To sum it up in one word….TOUGH!!
Spent most the day Sunday and about 5 hours on Monday fishing the pond during the daytime hours. The very first thing I noticed was that the water had the color and clarity of chocolate milk, and the temp had dropped 10 degrees from last week. That major cold front with all those high winds last week really stirred the lake up. So my first thought was to see if I could find some cleaner water. Not much luck with that. I started out of Twin Bay and worked my way north. The water clarity on 3 Mile reef was so bad that I was in 2.4 FOW and could not see the rocks under the boat!! I knew the sunlight was shining on something, but you could not make out what it was. I looked in the deep water between 3 Mile and Lakeside Reef where I had a large school of fish sitting in 31 FOW last week and didn’t see a thing. Agate Bay reef was my next area of searching, nothing there either, off the sides, on top, or even in the rock/sand transition areas. My search took me further north to the sand areas out from Fisher’s and south towards the deep rock humps, still nothing! I then headed west and still further north and searched from Carlsona all the way to Barnacles, shallow, deep, and everywhere in between, and only saw one here, and one there. Nothing worth even trying to fish. Finally I found my only concentration of fish on a deep rock pile along the north shore west of Barnacles, and the water was still very dirty there as well. I was able to coax 2 fish off of that spot in a little over an hour and a half. One rigging with a leech, and the other jigging with a minnow. One was too big (23.5″) and the other was too small (14″).

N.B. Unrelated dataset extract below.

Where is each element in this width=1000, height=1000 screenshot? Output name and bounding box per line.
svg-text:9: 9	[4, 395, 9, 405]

Monday, as misserable as it was with the rain and cold, I went out again, thinking that the water might have settled some and with the dark sky the fish might be a bit more active……WRONG AGAIN! Only managed one short bite on a bobber and leech.
I guessing that it might take a few days of calm winds and stable weather for the fish to get more into the normal patterns we expect at this time of year.
In hind sight, there are 2 things I didn’t try that might make a difference. First, look at the deeper gravel humps in the SE part of the lake. A few years ago we had a similar situation, and we managed to get some fish to go off those deeper spots. My thinking is that as stirred up as the water was, they went deep and only came up as high as about 16′ when they fed. My second idea, ties into the first in some way, and that would be to try pulling cranks on boards above those deeper areas close to shoreline structure. As stirred up as the lake is, the minnows are scattered all over, and walleyes might just be on the hunt in the upper water column where the dirty water could work as their camoflage as they hunt those disoriented minnows.
Good Luck out there if you go. You couldn’t do any worse than I did, thats for sure!